Читать книгу Alkoholmissbrauch und -abhängigkeit - Tilman Wetterling - Страница 9
1.2 Fallvignetten Fallvignette 1 (körperliche Folgeerkrankungen):
ОглавлениеDer 56-jährige alleinlebende Herr H. ging auf Anraten seiner Tochter nach längerer Zeit wieder einmal zu seinem Hausarzt. Dort berichtete er, der Tochter sei aufgefallen, dass er bei den wenigen Kontakten abgeschlagen und müde wirke. Dem Hausarzt fiel in dem Gespräch eine Gelbfärbung der Skleren auf. Bei der körperlichen Untersuchung stellte der Arzt eine gering vergrößerte und verhärtete Leber sowie abgeschwächte Reflexe an den Beinen und einen breitbeinigen Gang fest.
Auf Nachfragen gab Herr H. an, Alkohol in Maßen zu trinken, so wie andere auch. Rauschzustände wurden verneint. Der Zigarettenkonsum wurde mit einer Packung pro Tag angegeben. Auf weitere Nachfrage negierte Herr H. gesundheitliche Probleme bei seiner Arbeit als selbstständiger Versicherungsvertreter. Die Konkurrenz durch die Online-Versicherungen sei allerdings sehr hart und er erreiche kaum noch die Anzahl der geforderten Neuverträge. Abends brauche er dann immer häufiger etwas zur Entspannung. Er trinke dann gern ein oder zwei Bier. Der Hausarzt äußerte daraufhin seinen Verdacht, dass Herr H. einen gesundheitsschädlichen Alkoholkonsum betreibt, der schon zu einer Leberschädigung geführt hatte. Er schlug Herrn H. daher vor, sich in einer internistischen Klinik eingehend untersuchen zu lassen. Herr H. bat um einige Tage Bedenkzeit.

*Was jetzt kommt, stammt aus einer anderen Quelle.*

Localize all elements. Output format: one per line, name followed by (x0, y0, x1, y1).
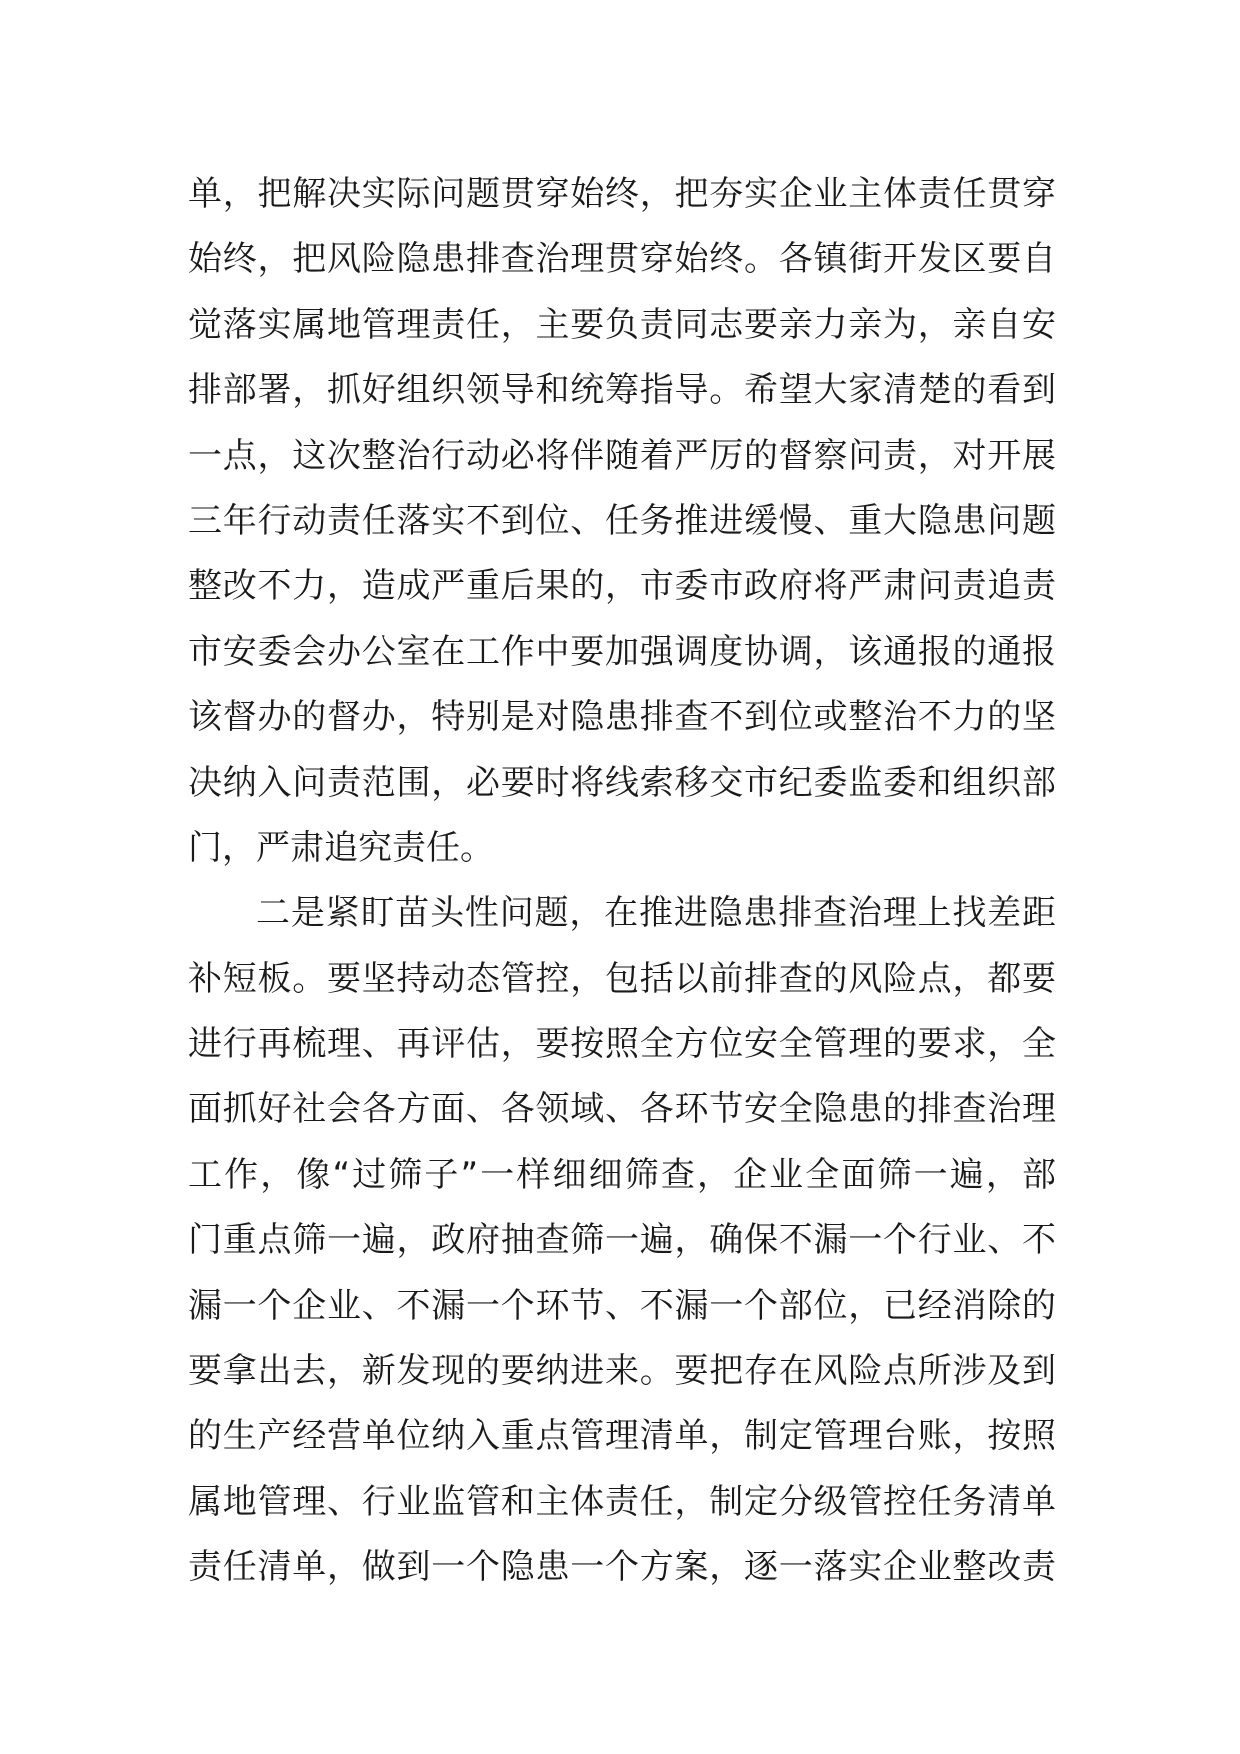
text-line: 的生产经营单位纳入重点管理清单，制定管理台账，按照 (188, 1416, 1056, 1457)
text-line: 二是紧盯苗头性问题，在推进隐患排查治理上找差距 (256, 893, 1056, 934)
text-line: 门，严肃追究责任。 (188, 827, 494, 868)
text-line: 补短板。要坚持动态管控，包括以前排查的风险点，都要 (188, 958, 1056, 999)
text-line: 要拿出去，新发现的要纳进来。要把存在风险点所涉及到 (188, 1351, 1056, 1392)
text-line: 该督办的督办，特别是对隐患排查不到位或整治不力的坚 (188, 697, 1056, 738)
paragraph-hazard-inspection (188, 881, 1056, 1600)
text-line: 工作，像“过筛子”一样细细筛查，企业全面筛一遍，部 (188, 1154, 1056, 1195)
text-line: 面抓好社会各方面、各领域、各环节安全隐患的排查治理 (188, 1089, 1056, 1130)
text-line: 决纳入问责范围，必要时将线索移交市纪委监委和组织部 (188, 762, 1056, 803)
text-line: 始终，把风险隐患排查治理贯穿始终。各镇街开发区要自 (188, 239, 1056, 280)
text-line: 门重点筛一遍，政府抽查筛一遍，确保不漏一个行业、不 (188, 1220, 1056, 1261)
text-line: 属地管理、行业监管和主体责任，制定分级管控任务清单 (188, 1481, 1056, 1522)
text-line: 单，把解决实际问题贯穿始终，把夯实企业主体责任贯穿 (188, 174, 1056, 214)
paragraph-accountability (188, 162, 1056, 881)
text-line: 觉落实属地管理责任，主要负责同志要亲力亲为，亲自安 (188, 304, 1056, 345)
text-line: 漏一个企业、不漏一个环节、不漏一个部位，已经消除的 (188, 1285, 1056, 1326)
text-line: 责任清单，做到一个隐患一个方案，逐一落实企业整改责 (188, 1547, 1056, 1588)
text-line: 进行再梳理、再评估，要按照全方位安全管理的要求，全 (188, 1024, 1056, 1065)
text-line: 市安委会办公室在工作中要加强调度协调，该通报的通报 (188, 631, 1056, 672)
text-line: 三年行动责任落实不到位、任务推进缓慢、重大隐患问题 (188, 500, 1056, 541)
text-line: 整改不力，造成严重后果的，市委市政府将严肃问责追责 (188, 566, 1056, 607)
text-line: 一点，这次整治行动必将伴随着严厉的督察问责，对开展 (188, 435, 1056, 476)
document-page (188, 162, 1056, 1601)
text-line: 排部署，抓好组织领导和统筹指导。希望大家清楚的看到 (188, 370, 1056, 411)
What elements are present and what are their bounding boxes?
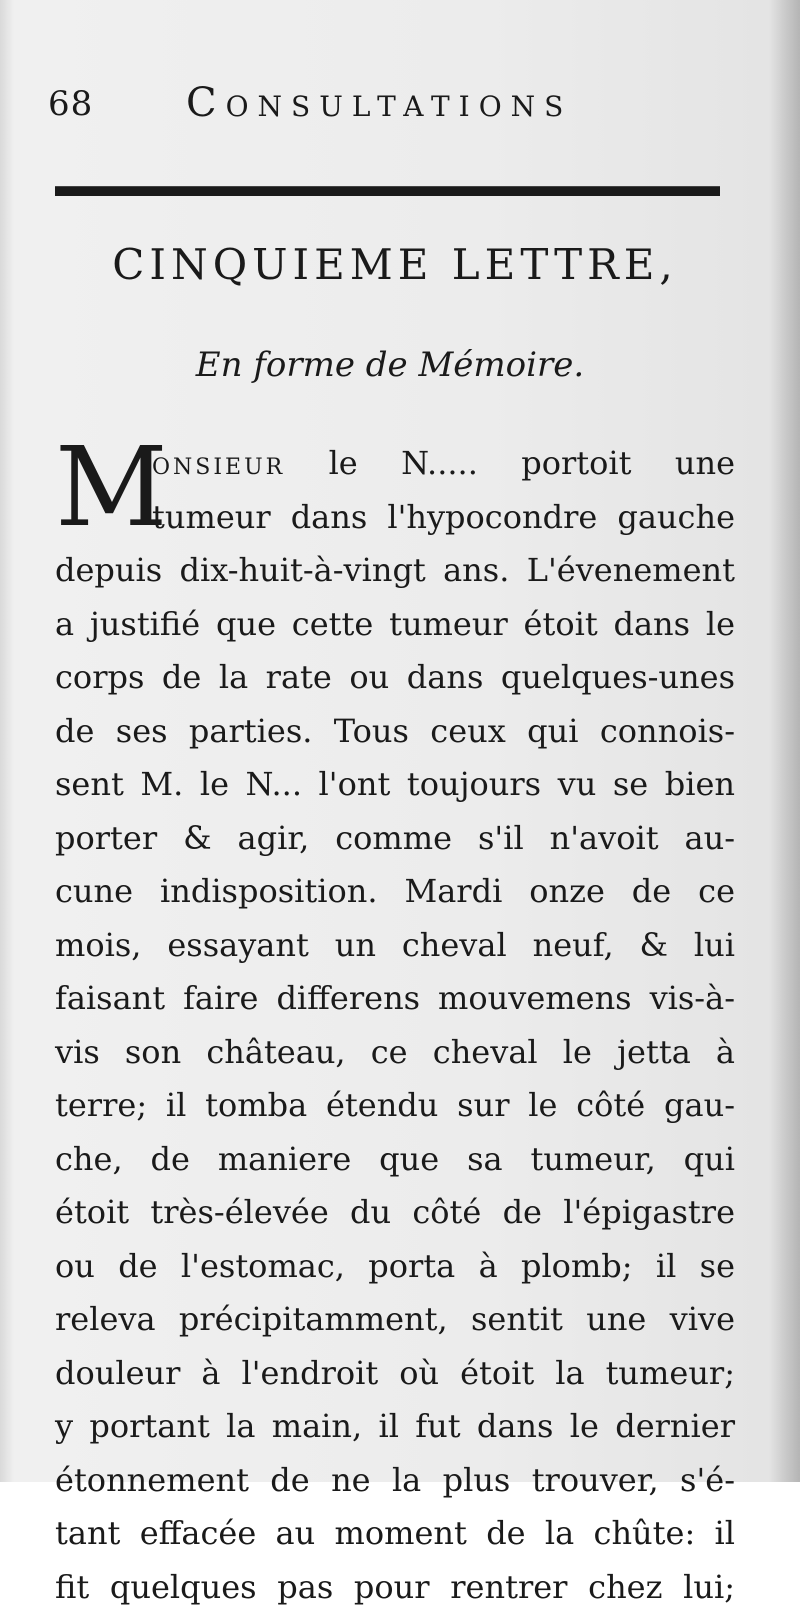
page-number: 68 [48,84,93,124]
opening-lines [152,437,735,544]
text-lines [55,544,735,1614]
text-line: tant effacée au moment de la chûte: il [55,1507,735,1561]
first-line-rest: le N..... portoit une [329,444,735,482]
text-line: de ses parties. Tous ceux qui connois- [55,705,735,759]
text-line: vis son château, ce cheval le jetta à [55,1026,735,1080]
text-line: étonnement de ne la plus trouver, s'é- [55,1454,735,1508]
text-line: terre; il tomba étendu sur le côté gau- [55,1079,735,1133]
chapter-title: CINQUIEME LETTRE, [0,240,790,289]
chapter-subtitle: En forme de Mémoire. [0,345,780,385]
text-line: y portant la main, il fut dans le dernier [55,1400,735,1454]
text-line: douleur à l'endroit où étoit la tumeur; [55,1347,735,1401]
text-line: mois, essayant un cheval neuf, & lui [55,919,735,973]
running-head: Consultations [186,80,572,126]
text-line: faisant faire differens mouvemens vis-à- [55,972,735,1026]
text-line: depuis dix-huit-à-vingt ans. L'évenement [55,544,735,598]
page-edge-shadow [770,0,800,1482]
text-line: sent M. le N... l'ont toujours vu se bien [55,758,735,812]
text-line: ou de l'estomac, porta à plomb; il se [55,1240,735,1294]
text-line: releva précipitamment, sentit une vive [55,1293,735,1347]
text-line: cune indisposition. Mardi onze de ce [55,865,735,919]
header-rule [55,186,720,196]
text-line [152,437,735,491]
text-line: che, de maniere que sa tumeur, qui [55,1133,735,1187]
text-line: corps de la rate ou dans quelques-unes [55,651,735,705]
first-word: onsieur [152,444,285,482]
body-text [55,437,735,1614]
page-header [0,78,800,134]
text-line: étoit très-élevée du côté de l'épigastre [55,1186,735,1240]
drop-cap: M [55,437,149,544]
text-line: porter & agir, comme s'il n'avoit au- [55,812,735,866]
text-line: fit quelques pas pour rentrer chez lui; [55,1561,735,1614]
text-line: tumeur dans l'hypocondre gauche [152,491,735,545]
opening-block [55,437,735,544]
text-line: a justifié que cette tumeur étoit dans le [55,598,735,652]
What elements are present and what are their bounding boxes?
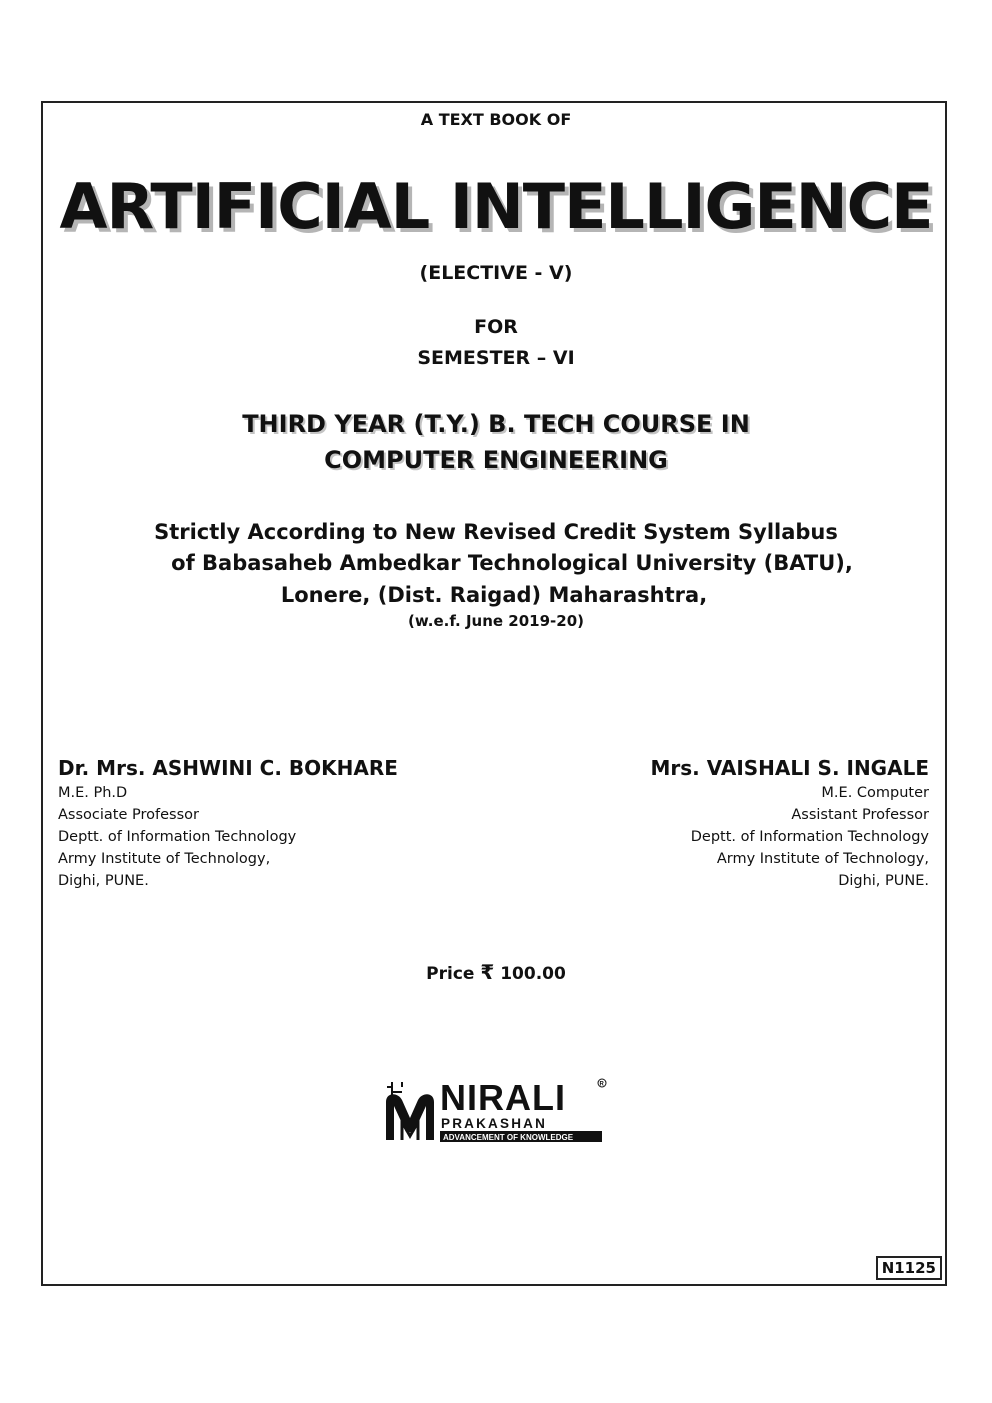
- svg-text:R: R: [599, 1081, 604, 1088]
- syllabus-line-3: Lonere, (Dist. Raigad) Maharashtra,: [280, 583, 708, 607]
- author-2: [651, 755, 930, 892]
- price-label: Price: [426, 964, 475, 984]
- book-code: N1125: [876, 1256, 942, 1280]
- author-2-location: Dighi, PUNE.: [838, 873, 929, 889]
- syllabus-line-1: Strictly According to New Revised Credit System Syllabus: [154, 520, 838, 544]
- author-1-institute: Army Institute of Technology,: [58, 851, 271, 867]
- rupee-symbol: ₹: [480, 960, 495, 984]
- semester-label: SEMESTER – VI: [417, 347, 575, 369]
- publisher-name: NIRALI: [440, 1078, 566, 1118]
- author-2-institute: Army Institute of Technology,: [716, 851, 929, 867]
- author-1-department: Deptt. of Information Technology: [58, 829, 297, 845]
- registered-mark-icon: [598, 1079, 606, 1088]
- author-1-name: Dr. Mrs. ASHWINI C. BOKHARE: [58, 756, 398, 780]
- author-2-name: Mrs. VAISHALI S. INGALE: [650, 756, 929, 780]
- course-line-2: COMPUTER ENGINEERING: [324, 446, 668, 474]
- publisher-logo: [384, 1078, 610, 1146]
- pre-title: A TEXT BOOK OF: [420, 110, 572, 129]
- for-label: FOR: [474, 316, 518, 338]
- publisher-sub: PRAKASHAN: [441, 1116, 548, 1131]
- publisher-tagline: ADVANCEMENT OF KNOWLEDGE: [443, 1133, 574, 1142]
- publisher-emblem-icon: [386, 1082, 434, 1140]
- syllabus-line-2: of Babasaheb Ambedkar Technological University (BATU),: [171, 551, 853, 575]
- effective-date: (w.e.f. June 2019-20): [408, 612, 584, 630]
- author-1-qualification: M.E. Ph.D: [58, 785, 128, 801]
- author-2-department: Deptt. of Information Technology: [690, 829, 929, 845]
- author-2-designation: Assistant Professor: [791, 807, 929, 823]
- course-line-1: THIRD YEAR (T.Y.) B. TECH COURSE IN: [242, 410, 750, 438]
- author-1: [58, 755, 398, 892]
- author-2-qualification: M.E. Computer: [821, 785, 929, 801]
- book-title: ARTIFICIAL INTELLIGENCE: [59, 170, 933, 243]
- elective-label: (ELECTIVE - V): [419, 262, 573, 284]
- price-amount: 100.00: [500, 964, 566, 984]
- author-1-designation: Associate Professor: [58, 807, 199, 823]
- price: [0, 960, 992, 984]
- author-1-location: Dighi, PUNE.: [58, 873, 149, 889]
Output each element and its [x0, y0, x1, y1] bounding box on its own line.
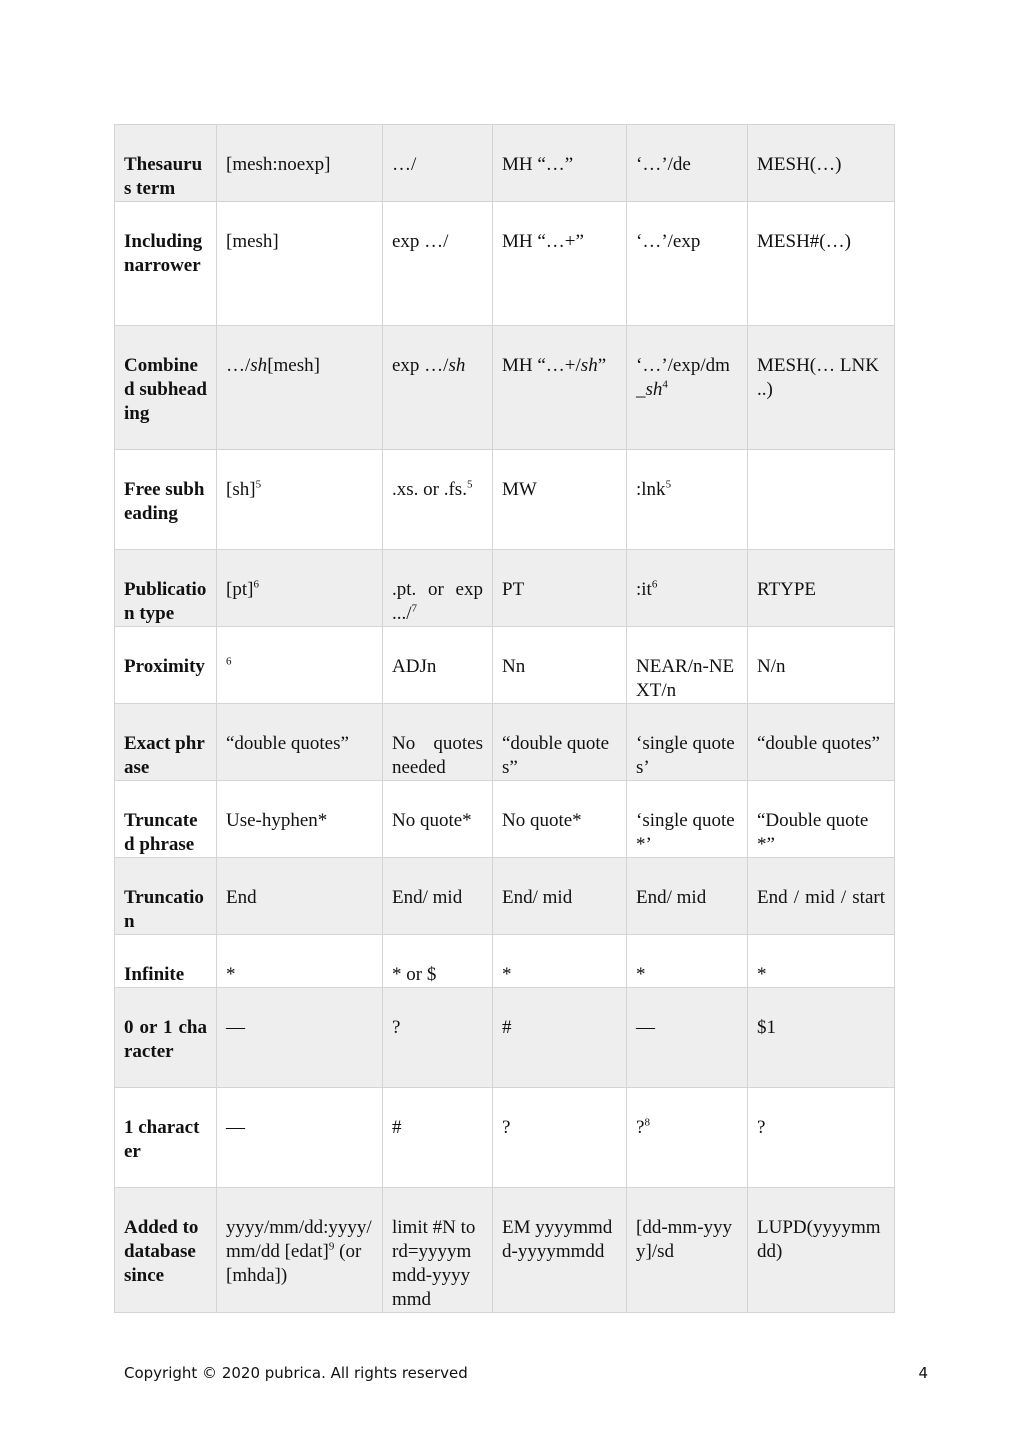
row-label: Free subheading	[115, 450, 217, 550]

Drei Wochen später erscheint er wieder in der Praxis seines Hausarztes. Diesmal hat er eine deutlich sichtbare gelbliche Verfärbung der Haut und der Skleren. Der Hausarzt weist ihn umgehend in eine internistische Klinik ein. Dort wird sonografisch ein zirrhotischer Umbau der Leber sowie ein leichter Aszites festgestellt. Im Labor weist Herr H. eine deutliche Erhöhung des Bilirubins und der Leberenzyme auf.
Nach der Aufklärung über diese Diagnose bittet ihn der Stationsarzt, zu einem Gespräch über das weitere Vorgehen auch Familienangehörige hinzuzuziehen. Zwei Tage später kommt die Tochter, die berichtet, dass ihr Vater seit mindestens 30 Jahren regelmäßig Alkohol trinkt. Deshalb sei es zu Auseinandersetzung mit ihrer Mutter gekommen, die sich vor etwa 15 Jahren von ihrem Vater getrennt habe. Seitdem lebe er allein. In dem Gespräch gibt Herr H. nur einen vermehrten Alkoholkonsum seit seiner Trennung von der Ex-Ehefrau zu. Am Ende des Gesprächs stimmt Herr H. nach Zögern und auf Drängen der Tochter dem Vorschlag des Arztes zu, mithilfe der Sozialarbeiterin eine Rehabilitationsbehandlung zu beantragen.